Classic Corner: The Roaring Twenties

Modern studio films take so long to accomplish the most menial narrative tasks, it’s why the running times of current dawdling blockbusters tend to bloat out well past the 130-minute mark. (Sorry, but I’m not sitting through a two-hour-and-twenty-minute Masters of the Universe movie. The line needs to be drawn somewhere.) Watching classic Hollywood pictures, one can’t help but marvel at how efficiently they used to take care of business. Raoul Walsh’s The Roaring Twenties is a diamond-hard wonder of storytelling compression. The 1939 film follows three characters from the foxholes of World War I to the squalor of the Great Depression, chronicling the highs and lows of the tumultuous decade between. It’s got the richness of a great American epic, and Walsh gets it all done in 106 minutes.

Based on a short story by legendary New York Daily Mirror columnist Mark Hellinger (he of “There are eight million stories in the naked city – this has been one of them” fame), The Roaring Twenties purports to be based on amalgamations of true-life characters the writer met in the Big Apple during the 1920s. Jimmy Cagney stars as Eddie Bartlett, who returns from the war and can’t find a job anywhere, so the film becomes a post-WWI “Born in the U.S.A.” for a few minutes. While driving a cab at night, he stumbles ass-backwardly into a bootlegging career. After he’s tricked into running gin for Gladys George’s saucy nightclub owner (she goes by the magnificent name of Panama Smith), Eddie eventually cottons to the task and figures out that it’s cheaper and more profitable to make the stuff in the bathtub himself. Before long, a mini-empire is born.

Walsh punches through the years with expressionistic, newsreel style montages double-exposed over calendar pages turning as a narrator shouts pertinent sociopolitical factoids at us during the transitions. It’s terribly exciting. The movie makes it clear that Eddie never set out to be a gangster, there just weren’t a lot of other options for someone of his grand ambitions and tireless work ethic. Cagney plays him as a pretty nice guy, dialing back on the trademark sneer and allowing himself to be vulnerably head-over-heels for a considerably younger chanteuse played by Priscilla Lane and her bee-stung lips. She’s just not that into Eddie, but he figures if he keeps buying her expensive stuff and helping her career, she’ll eventually come around. (Martin Scorsese clearly took notes on their scenes together before making Casino.)

She’s smitten with Eddie’s old Army buddy Lloyd, an upstanding do-gooder played blandly by Jeffrey Lynn. We first met Lloyd in the trenches with Eddie back circa 1918, ducking fire alongside their sometime friend and future rival George – played with gleeful, movie-stealing menace by Humphrey Bogart. Bogie was two years away from his first leading man role in The Maltese Falcon, but he’s already dominating the screen. It’s not easy to draw focus away from Jimmy Cagney, but the third-billed Bogart is so electrifying you remember him as being in more of the movie than he actually is.
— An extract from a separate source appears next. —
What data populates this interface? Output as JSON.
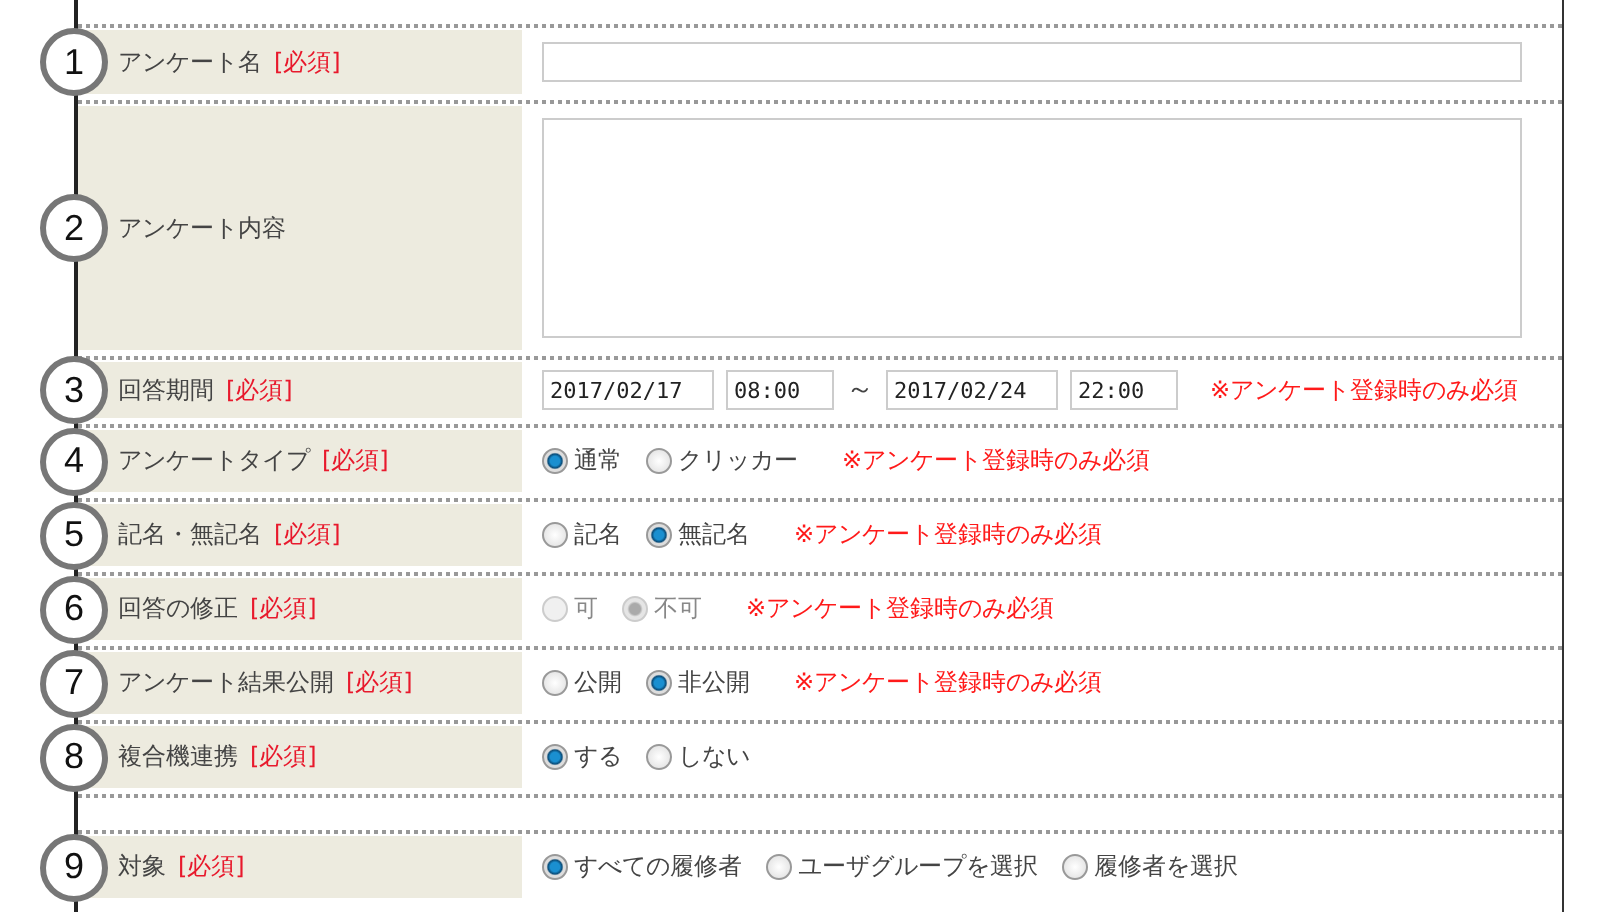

George’s first big moment comes back in France, when he’s on sniper duty and Eddie notes that a nearby German soldier couldn’t be more than fifteen years old. “He won’t be sixteen,” George smiles, pulling the trigger. He’s a grinning sociopath and enormous fun to watch. This was Bogart and Cagney’s third film together and you can see the star ceding scenes to Bogie, as if he were as delighted by him as we are. The two old army buddies first reconnect when Eddie’s attempting a high seas hijacking of a booze run George is supposed to be overseeing. The friends are so happy to reconnect that George decides spur-of-the-moment to double-cross his employer and throw in with his old pal. The character’s capacity for thoughtless betrayal is downright endearing – when he’s doing it to somebody else.

But the thing about George is that he has no loyalty to anyone. (“I stick my neck out for nobody,” the actor would memorably say a few movies later. But this time he really means it.) This is why George’s fortunes rise as Eddie’s fall. There’s no place for compassion or decency in the rackets, especially after the stock market crash. Walsh evokes Black Tuesday in a thrilling flurry of experimental optical effects with looming ticker machines and skyscrapers that appear to collapse in on themselves. Soon Eddie’s right back where he started. From the top of the world to driving a cab again, the final act finds our penniless romantic foolishly trying to save the husband of the woman he loves.

Walsh once joked that he preferred working with Cagney and Bogart, because audiences would revolt if you tried to kill off big stars like Clark Gable or Gregory Peck, but for some reason these guys were fair game. Things wrap up for our Eddie on a snowy New Year’s Eve, ending alongside the topsy-turvy decade he made his own. Panama offers the only suitable epitaph: “He used to be a big shot.”

‘The Roaring Twenties” is streaming on HBO Max, Hoopla, and Tubi.